Regresaba a la cabaña al anochecer, y después de entregar sus notas a la enferma preparaba la cena, aprovechando para explicarle todo lo que había visto y hecho. Aun hallándose absorta en su dolor, Helen no dejó de advertir que el chico estaba en su elemento.

En ocasiones parecía haber superado la tartamudez. Las dificultades sólo reaparecían al hablar de su padre o ponerse nervioso, como aquella mañana en que había vuelto corriendo para decirle que en una de las trampas había un lobo.

—Ti... ti... tienes que venir.

—No puedo, Luke...

—¡Po... por favor! No sé qué te... tengo que hacer.

La obligó a vestirse y coger el instrumental, y después la llevó en camioneta a un estrecho cañón situado muy por encima del rancho Millward, cañón que los lobos parecían frecuentar desde hacía un tiempo. Conducía tan rápido por los estrechos caminos de leñadores que ella tuvo que cerrar los ojos un par de veces.

Resultó que el lobo cautivo era uno de los cachorros, hembra para más señas. Luke realizó casi todo el trabajo, incluida la toma de medidas y de notas; en cuanto a Helen, se limitó a dar consejos, poner inyecciones y recoger las muestras de sangre y heces. El cachorro pesaba algo más de veinticinco kilos y todavía no había alcanzado su pleno desarrollo, por lo que le colocaron un collar para adultos, rellenándolo con gomaespuma.

Aquel día se convirtió en una fecha crucial para Helen. Fue como si el entusiasmo de Luke encendiera en ella una chispa de esperanza, la de que la vida pudiera volver a ser soportable.

Seguía llorando casi todas las noches hasta quedarse dormida, salvo cuando permanecía despierta con imágenes de Joel en el altar, junto a su novia belga, la mujer perfecta; y eso que no dejaba de recriminarse lo estúpido de su actitud. A fin de cuentas no había cambiado nada: su relación había hecho aguas en el momento mismo de solicitar Joel trabajo en África. Aun así, todo esfuerzo era vano a la hora de evitar la conclusión de que el matrimonio de Joel confirmaba la falta de valía de Helen.

Queriendo castigarse a sí misma, Helen dejó de fumar con una facilidad que se le antojó sorprendente. No obstante, a veces el cambio provocaba en ella cierta agresividad, como la noche en que Dan le había subido la motonieve.

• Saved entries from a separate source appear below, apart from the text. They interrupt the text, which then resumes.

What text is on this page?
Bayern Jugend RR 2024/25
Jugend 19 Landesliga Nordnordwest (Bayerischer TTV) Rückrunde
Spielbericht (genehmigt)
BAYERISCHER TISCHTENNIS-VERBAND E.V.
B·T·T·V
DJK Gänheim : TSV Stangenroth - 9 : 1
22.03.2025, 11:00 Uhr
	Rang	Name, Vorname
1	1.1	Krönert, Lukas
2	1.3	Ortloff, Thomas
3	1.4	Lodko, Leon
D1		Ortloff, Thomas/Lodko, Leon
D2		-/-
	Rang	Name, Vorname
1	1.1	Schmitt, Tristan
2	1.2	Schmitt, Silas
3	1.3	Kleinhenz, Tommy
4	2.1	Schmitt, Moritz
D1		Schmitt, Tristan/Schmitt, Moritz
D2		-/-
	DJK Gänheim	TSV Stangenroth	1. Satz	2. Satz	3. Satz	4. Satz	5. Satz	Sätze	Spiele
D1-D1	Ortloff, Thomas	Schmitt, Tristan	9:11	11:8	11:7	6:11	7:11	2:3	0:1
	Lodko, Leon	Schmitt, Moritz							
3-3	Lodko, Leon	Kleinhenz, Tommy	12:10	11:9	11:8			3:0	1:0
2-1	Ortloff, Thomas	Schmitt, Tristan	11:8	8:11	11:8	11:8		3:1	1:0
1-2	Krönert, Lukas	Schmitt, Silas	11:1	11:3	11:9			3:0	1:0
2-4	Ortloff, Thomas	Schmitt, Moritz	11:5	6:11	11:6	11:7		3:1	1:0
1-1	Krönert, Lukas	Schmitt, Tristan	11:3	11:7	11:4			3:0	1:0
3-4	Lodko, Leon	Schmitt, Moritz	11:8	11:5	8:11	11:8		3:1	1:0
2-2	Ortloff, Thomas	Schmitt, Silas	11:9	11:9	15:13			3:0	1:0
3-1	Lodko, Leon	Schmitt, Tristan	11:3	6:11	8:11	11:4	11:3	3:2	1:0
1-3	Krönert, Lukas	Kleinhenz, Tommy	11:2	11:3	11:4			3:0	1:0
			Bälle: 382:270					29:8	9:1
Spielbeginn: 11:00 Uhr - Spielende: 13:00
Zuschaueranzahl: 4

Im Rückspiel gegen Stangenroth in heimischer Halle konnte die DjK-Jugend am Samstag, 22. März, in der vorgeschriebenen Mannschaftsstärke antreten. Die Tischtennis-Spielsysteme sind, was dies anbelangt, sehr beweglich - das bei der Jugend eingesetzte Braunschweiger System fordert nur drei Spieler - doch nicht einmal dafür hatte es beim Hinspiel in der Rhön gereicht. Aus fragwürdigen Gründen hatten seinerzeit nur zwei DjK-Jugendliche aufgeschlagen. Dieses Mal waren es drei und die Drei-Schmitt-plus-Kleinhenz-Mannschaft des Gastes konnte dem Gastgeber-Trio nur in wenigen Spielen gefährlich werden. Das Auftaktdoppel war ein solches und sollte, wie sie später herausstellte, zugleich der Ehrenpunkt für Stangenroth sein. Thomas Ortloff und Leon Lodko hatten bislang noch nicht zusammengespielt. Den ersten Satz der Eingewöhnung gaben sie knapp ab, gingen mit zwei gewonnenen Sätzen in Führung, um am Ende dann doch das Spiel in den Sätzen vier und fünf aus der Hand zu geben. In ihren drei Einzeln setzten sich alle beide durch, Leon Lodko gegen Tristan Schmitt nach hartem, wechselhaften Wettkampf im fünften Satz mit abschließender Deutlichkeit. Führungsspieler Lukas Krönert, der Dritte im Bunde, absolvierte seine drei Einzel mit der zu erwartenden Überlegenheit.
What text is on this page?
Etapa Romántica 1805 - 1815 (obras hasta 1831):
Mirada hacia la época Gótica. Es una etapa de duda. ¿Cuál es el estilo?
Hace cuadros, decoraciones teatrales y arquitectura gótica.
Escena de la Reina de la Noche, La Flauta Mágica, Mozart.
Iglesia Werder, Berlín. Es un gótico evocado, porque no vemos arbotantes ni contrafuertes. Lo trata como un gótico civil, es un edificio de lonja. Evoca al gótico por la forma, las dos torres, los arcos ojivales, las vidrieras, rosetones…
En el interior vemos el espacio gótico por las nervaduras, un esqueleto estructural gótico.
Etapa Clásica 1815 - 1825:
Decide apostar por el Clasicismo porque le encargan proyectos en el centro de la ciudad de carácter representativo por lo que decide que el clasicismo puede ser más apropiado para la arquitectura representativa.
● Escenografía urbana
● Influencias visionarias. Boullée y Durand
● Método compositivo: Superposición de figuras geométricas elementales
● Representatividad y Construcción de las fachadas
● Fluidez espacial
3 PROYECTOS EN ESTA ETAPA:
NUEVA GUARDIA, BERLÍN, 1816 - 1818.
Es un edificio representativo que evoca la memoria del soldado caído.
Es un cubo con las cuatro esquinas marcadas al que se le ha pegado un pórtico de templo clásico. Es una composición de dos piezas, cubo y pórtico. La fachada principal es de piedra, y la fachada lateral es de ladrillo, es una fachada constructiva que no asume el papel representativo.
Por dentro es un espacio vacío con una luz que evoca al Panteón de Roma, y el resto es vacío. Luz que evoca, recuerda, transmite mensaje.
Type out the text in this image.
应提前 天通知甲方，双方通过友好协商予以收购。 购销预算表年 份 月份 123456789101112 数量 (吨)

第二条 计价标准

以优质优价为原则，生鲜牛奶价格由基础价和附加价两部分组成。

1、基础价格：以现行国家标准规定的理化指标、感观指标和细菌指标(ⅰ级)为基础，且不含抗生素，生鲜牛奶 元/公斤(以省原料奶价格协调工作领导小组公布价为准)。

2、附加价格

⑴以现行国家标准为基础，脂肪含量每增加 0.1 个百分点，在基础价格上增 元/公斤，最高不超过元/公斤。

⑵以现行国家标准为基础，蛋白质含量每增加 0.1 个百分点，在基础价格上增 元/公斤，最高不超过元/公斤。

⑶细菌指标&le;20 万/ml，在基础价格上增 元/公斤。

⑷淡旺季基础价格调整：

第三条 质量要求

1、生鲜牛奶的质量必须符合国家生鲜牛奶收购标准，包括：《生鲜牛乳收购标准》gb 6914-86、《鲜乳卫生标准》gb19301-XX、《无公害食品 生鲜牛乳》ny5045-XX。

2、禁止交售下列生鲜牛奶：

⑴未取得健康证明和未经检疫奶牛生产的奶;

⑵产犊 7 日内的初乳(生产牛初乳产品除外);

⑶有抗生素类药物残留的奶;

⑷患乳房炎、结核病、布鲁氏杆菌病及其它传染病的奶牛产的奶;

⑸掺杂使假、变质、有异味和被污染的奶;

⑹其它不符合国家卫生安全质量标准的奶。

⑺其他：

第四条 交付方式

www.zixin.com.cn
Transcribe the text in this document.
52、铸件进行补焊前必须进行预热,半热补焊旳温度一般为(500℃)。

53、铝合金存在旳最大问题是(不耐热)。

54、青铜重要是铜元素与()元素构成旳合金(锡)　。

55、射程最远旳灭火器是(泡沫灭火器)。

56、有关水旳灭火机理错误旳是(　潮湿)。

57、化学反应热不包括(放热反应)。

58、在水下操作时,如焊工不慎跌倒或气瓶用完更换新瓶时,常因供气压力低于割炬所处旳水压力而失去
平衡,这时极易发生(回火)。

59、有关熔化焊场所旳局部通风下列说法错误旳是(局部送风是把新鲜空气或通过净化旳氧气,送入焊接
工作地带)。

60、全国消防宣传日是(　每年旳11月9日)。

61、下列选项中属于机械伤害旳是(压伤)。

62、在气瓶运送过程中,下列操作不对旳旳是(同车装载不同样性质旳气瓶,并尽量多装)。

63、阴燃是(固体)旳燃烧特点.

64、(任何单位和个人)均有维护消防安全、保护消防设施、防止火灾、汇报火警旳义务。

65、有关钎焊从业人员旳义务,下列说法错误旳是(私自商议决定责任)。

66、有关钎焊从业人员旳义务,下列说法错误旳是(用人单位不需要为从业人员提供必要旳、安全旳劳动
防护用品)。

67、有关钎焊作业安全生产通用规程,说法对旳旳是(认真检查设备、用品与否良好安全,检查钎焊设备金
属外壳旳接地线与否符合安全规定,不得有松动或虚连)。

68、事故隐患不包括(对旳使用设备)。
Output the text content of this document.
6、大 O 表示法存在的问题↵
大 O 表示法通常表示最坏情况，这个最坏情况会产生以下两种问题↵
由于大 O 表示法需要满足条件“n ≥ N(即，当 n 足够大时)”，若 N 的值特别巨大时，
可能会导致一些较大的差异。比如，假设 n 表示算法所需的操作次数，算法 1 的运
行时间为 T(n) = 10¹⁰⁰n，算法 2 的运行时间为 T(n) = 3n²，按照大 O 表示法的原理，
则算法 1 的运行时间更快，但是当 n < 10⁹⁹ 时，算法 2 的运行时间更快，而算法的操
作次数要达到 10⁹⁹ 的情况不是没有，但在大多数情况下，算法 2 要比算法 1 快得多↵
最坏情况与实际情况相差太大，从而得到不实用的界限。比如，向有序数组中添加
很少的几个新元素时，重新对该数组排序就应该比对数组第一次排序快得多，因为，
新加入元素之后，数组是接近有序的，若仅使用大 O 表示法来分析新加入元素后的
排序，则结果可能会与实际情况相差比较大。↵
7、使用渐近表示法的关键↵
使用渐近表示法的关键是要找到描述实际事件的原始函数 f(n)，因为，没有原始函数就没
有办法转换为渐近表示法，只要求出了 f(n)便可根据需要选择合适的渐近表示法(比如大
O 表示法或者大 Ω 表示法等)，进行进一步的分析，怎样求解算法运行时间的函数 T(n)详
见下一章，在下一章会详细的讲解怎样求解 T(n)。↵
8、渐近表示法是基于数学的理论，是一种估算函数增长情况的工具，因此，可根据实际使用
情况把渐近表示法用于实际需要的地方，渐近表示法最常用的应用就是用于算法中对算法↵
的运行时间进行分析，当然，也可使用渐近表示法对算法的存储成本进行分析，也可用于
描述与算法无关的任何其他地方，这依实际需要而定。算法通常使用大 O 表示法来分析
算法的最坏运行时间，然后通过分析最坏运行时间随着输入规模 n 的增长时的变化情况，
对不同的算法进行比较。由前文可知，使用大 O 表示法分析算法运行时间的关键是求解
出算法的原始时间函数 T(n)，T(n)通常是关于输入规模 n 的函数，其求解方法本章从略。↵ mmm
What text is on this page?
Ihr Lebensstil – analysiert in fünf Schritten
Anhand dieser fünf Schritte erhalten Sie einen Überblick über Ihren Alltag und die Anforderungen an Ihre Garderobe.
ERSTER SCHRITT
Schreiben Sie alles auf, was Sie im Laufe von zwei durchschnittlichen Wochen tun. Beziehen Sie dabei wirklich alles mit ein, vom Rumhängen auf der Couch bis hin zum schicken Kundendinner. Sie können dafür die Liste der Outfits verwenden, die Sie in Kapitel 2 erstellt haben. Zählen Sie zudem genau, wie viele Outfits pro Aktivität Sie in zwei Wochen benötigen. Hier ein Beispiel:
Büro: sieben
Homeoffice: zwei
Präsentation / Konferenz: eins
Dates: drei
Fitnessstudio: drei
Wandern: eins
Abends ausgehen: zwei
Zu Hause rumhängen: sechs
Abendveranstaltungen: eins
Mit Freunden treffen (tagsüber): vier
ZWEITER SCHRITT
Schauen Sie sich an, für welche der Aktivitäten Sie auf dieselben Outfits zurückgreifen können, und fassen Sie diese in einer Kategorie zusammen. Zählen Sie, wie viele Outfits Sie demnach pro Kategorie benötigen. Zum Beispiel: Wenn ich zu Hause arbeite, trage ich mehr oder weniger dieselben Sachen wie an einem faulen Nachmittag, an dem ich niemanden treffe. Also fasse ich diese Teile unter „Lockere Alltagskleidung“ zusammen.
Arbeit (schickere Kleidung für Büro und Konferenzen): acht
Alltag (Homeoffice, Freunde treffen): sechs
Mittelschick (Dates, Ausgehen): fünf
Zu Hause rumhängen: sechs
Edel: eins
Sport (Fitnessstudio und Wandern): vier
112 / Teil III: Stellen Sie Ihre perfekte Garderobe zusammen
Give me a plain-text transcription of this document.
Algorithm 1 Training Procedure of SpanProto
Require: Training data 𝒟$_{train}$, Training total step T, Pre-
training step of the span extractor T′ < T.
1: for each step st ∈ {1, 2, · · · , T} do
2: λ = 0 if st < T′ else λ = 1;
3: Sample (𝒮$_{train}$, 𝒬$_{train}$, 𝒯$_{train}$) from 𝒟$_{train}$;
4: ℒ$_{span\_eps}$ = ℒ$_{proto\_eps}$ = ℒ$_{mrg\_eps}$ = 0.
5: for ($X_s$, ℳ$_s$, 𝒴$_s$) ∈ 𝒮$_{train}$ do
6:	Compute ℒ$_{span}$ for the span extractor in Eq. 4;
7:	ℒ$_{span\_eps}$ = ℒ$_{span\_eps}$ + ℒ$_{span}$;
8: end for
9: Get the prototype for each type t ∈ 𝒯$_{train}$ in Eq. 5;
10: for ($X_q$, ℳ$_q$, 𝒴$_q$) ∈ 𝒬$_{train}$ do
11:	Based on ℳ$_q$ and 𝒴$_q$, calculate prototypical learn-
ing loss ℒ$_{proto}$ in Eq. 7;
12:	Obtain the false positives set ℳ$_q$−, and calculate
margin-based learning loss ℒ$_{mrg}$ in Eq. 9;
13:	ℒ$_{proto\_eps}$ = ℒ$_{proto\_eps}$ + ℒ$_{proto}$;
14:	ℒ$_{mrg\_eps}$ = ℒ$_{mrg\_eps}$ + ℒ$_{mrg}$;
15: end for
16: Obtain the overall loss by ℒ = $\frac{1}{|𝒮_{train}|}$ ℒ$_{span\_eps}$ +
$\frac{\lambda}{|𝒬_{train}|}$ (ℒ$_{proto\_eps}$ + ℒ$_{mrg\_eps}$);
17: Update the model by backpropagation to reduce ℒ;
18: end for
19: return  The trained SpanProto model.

El plan de Dan consistía en llevarla a cenar a un local elegante de Great Falls, pero ella había renunciado en el último minuto, aduciendo que no estaba preparada. Su jefe, dolido, había intentado convencerla por todos los medios, sin conseguir más que negativas por parte de la joven. De todos modos, quizá fuera mejor; así se había ahorrado la vergüenza de verla borracha o derramando lágrimas en el plato.

Con Luke sus cambios de humor carecían de importancia. El muchacho era capaz de detectar sus ataques de rabia o llanto, y se limitaba a abrazarla hasta que se le pasaban, como había hecho por primera vez aquella mañana de crudo invierno.

Oyendo narrar la historia del alce, Helen se extrañó de que el hijo de un padre como Buck Calder se hubiera convertido en alguien tan tierno. Supuso que era herencia de su madre, aquella mujer educada y sonriente con quien todavía no había conseguido establecer una relación cordial.

El relato reavivó la tartamudez de Luke.

—Mi pa... pa... padre se enfadó mucho. Siempre que... que... quería que fuera co... como mi hermano, que ma... mató un alce enorme a los diez años.

—No sabía que tuvieras un hermano.

Luke tragó saliva y asintió con la cabeza.

—Murió hace ca... ca... casi once años.

—Vaya. Lo siento.

—Fue un accidente de co... co... coche. Te... te... tenía qui... quince años.